The Virginian-Pilot
©
PORTSMOUTH
Dorin Spivey has been written off more times than lunch at the Four Seasons. Less than three months shy of his 39th birthday, he's well past the career expiration date for a lightweight boxer.
Yet there he was Tuesday, finishing a workout that would have drained many fighters half his age, without drawing a labored breath.
After firing the last of dozens of combinations into the mitts of trainer John Hunter, he couldn't contain his enthusiasm.
"136!" he yelled out. "I feel strong as an ox."
Spivey fights Victor Vasquez for the North American Boxing Association Lightweight title tonight in Atlantic City, N.J., bringing a 40-6 record and almost 19 years of ring savvy to the task. On Tuesday, after what he calls the best training camp of his career, he was just a pound over the 135-pound limit, with three days to shed it.
"He's as strong as I've ever seen him, this close to a fight, with his weight down that low," Hunter said.
In the late rounds of his career, Spivey appears to be gaining steam. After enduring years of management turmoil and long periods of inactivity, he's still punching.
In a sport in which the uncertainty outside the ring can do as much damage as the blows inside it, his personal and professional worlds have aligned.
"When you go through down times you don't fight your best," Spivey said. "Now I've got people around me I trust and love."
Spivey has a new manager, Floyd Kuriloff, and has found a training home at Bushido Mixed Martial Arts Academy in Portsmouth.
Busy and situated again, he's knows down times, going through several promoters and wondering at times where his next fight would come from.
He's appeared all but finished on several occasions.
There was the loss to journeyman Dean White in 2006. Spivey took almost two years off after that bout.

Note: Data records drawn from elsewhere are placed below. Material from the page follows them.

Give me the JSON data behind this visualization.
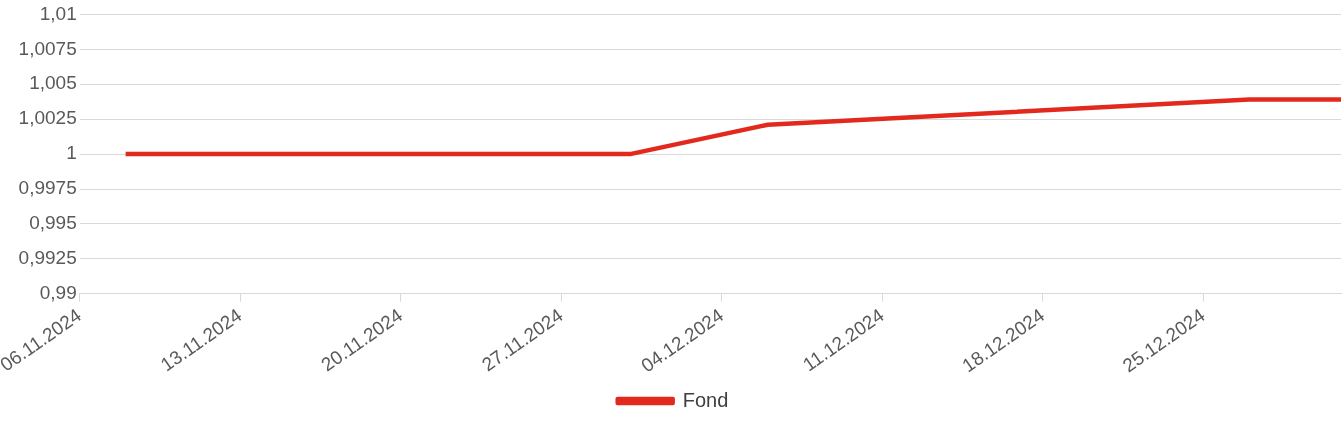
{
  "chart_data": {
    "type": "line",
    "x": [
      "2024-11-08",
      "2024-11-30",
      "2024-12-06",
      "2024-12-27",
      "2024-12-31"
    ],
    "series": [
      {
        "name": "Fond",
        "color": "#e3291d",
        "values": [
          1,
          1,
          1.0021,
          1.0039,
          1.0039
        ]
      }
    ],
    "xlim": [
      "2024-11-06",
      "2024-12-31"
    ],
    "xticks": [
      {
        "value": "2024-11-06",
        "label": "06.11.2024"
      },
      {
        "value": "2024-11-13",
        "label": "13.11.2024"
      },
      {
        "value": "2024-11-20",
        "label": "20.11.2024"
      },
      {
        "value": "2024-11-27",
        "label": "27.11.2024"
      },
      {
        "value": "2024-12-04",
        "label": "04.12.2024"
      },
      {
        "value": "2024-12-11",
        "label": "11.12.2024"
      },
      {
        "value": "2024-12-18",
        "label": "18.12.2024"
      },
      {
        "value": "2024-12-25",
        "label": "25.12.2024"
      }
    ],
    "ylim": [
      0.99,
      1.01
    ],
    "yticks": [
      {
        "value": 0.99,
        "label": "0,99"
      },
      {
        "value": 0.9925,
        "label": "0,9925"
      },
      {
        "value": 0.995,
        "label": "0,995"
      },
      {
        "value": 0.9975,
        "label": "0,9975"
      },
      {
        "value": 1,
        "label": "1"
      },
      {
        "value": 1.0025,
        "label": "1,0025"
      },
      {
        "value": 1.005,
        "label": "1,005"
      },
      {
        "value": 1.0075,
        "label": "1,0075"
      },
      {
        "value": 1.01,
        "label": "1,01"
      }
    ],
    "grid": "y",
    "legend": "bottom",
    "marker": "none",
    "line_style": "solid"
  }
}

There was a loss to Antonin Decarie in 2009. Spivey took that bout on short notice and agreed to fight at 146 pounds, in Decarie's hometown of Montreal. By fight night, Decarie weighed 164. Battered, Spivey did well to survive 12 rounds.
Spivey was signed as a steppingstone opponent for his next fight, against Meacher Major, who was considered a rising prospect. He stunned Major, knocking him out in the fourth round.
He has not lost since. Tonight's fight is his third in six months, since signing with promoter Diane Fischer.
Fischer's intention is to get Spivey, ranked No. 14 by the World Boxing Association, a world title bout. Tonight is a step in that direction.
Vasquez (14-5-2) is 29, but Spivey is conceding nothing to time, saying his reflexes are as sharp as ever and his technical skill the best it's been.
In his last fight, he averaged 100 punches a round, a dizzying work rate at any age.
Never having touched a weight before, in keeping with the old boxing belief that said weight training is taboo, he began strength training for the first time in his career, and believes it has added pop to his punches.
Hunter, a bit of an ageless wonder himself at 73, said Spivey's squeaky-clean lifestyle has kept the fighter young.
For his part, Spivey said he never planned to fight this long.
"I never thought I'd be in this position," he said. "I just hung in there and never gave up."